Jeff McCarthy says for the last 25 years, whenever he is walking the streets of Montreal in his kilt, he also has a Scottish traditional knife protruding from his right sock.
The sgian dubh – a small knife, pronounced skean dhu – is part of the traditional dress and is regarded as a “sign of friendship… and good faith,” he explained.
“It’s never been a problem.”
But McCarthy ran into trouble on his way to play the bagpipes at McGill University’s fall convocation at Place-des-Arts Wednesday.
He was stopped by Montreal police officers and fined $220 for carrying a knife in public.
“I was quite shocked,” he told CBC. “I wasn’t walking down the street waving the knife in a violent manner.”
McCarthy was ticketed under a municipal bylaw that prohibits anyone from carrying a knife or “similar weapon” in a public place or transit vehicle “without a reasonable excuse.”
Call me crazy, but going to a gig as a bagpiper would seem “reasonable” to me. The Mayor of Montreal seems to be in agreement as well.
Asked about the fine, Montreal Mayor Denis Coderre said he does not know about the circumstances, but he questioned whether McCarthy posed a threat.

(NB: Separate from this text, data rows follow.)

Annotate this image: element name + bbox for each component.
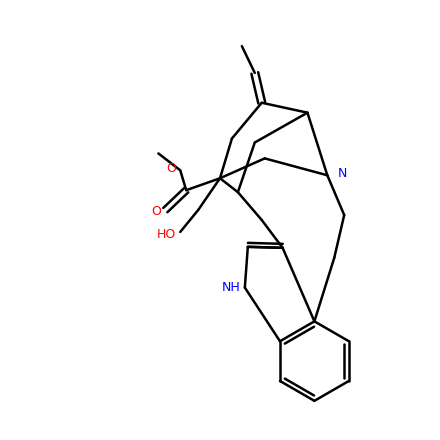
- Text: O: O: [166, 162, 176, 175]
- Text: NH: NH: [222, 281, 241, 294]
- Text: N: N: [337, 167, 347, 180]
- Text: HO: HO: [157, 228, 176, 242]
- Text: O: O: [151, 205, 161, 217]
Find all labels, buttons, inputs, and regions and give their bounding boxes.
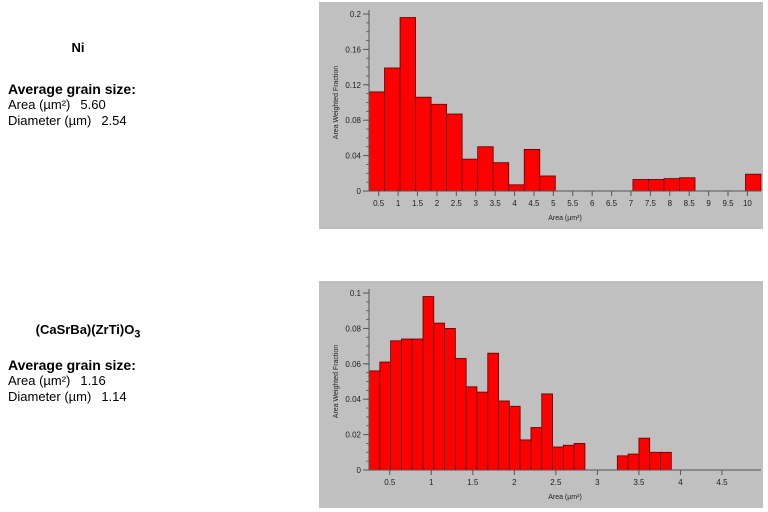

“It’s up to [the police],” said Coderre. “But maybe they should show some judgment, too.”
I had a more “reasonable” intereaction with security personel at the Rio when I inadvertently brought mine onto the casino-floor on my wedding night.
I need to pull together a “Know your Knives” post on the sgian dubh. I have actually commissioned Will Woods to design and make me his interpretation of the style. I have approved the design, but Will got clobbered by Hurricane Matthew down in Georgia, and it will be a while until his shop is up and running again.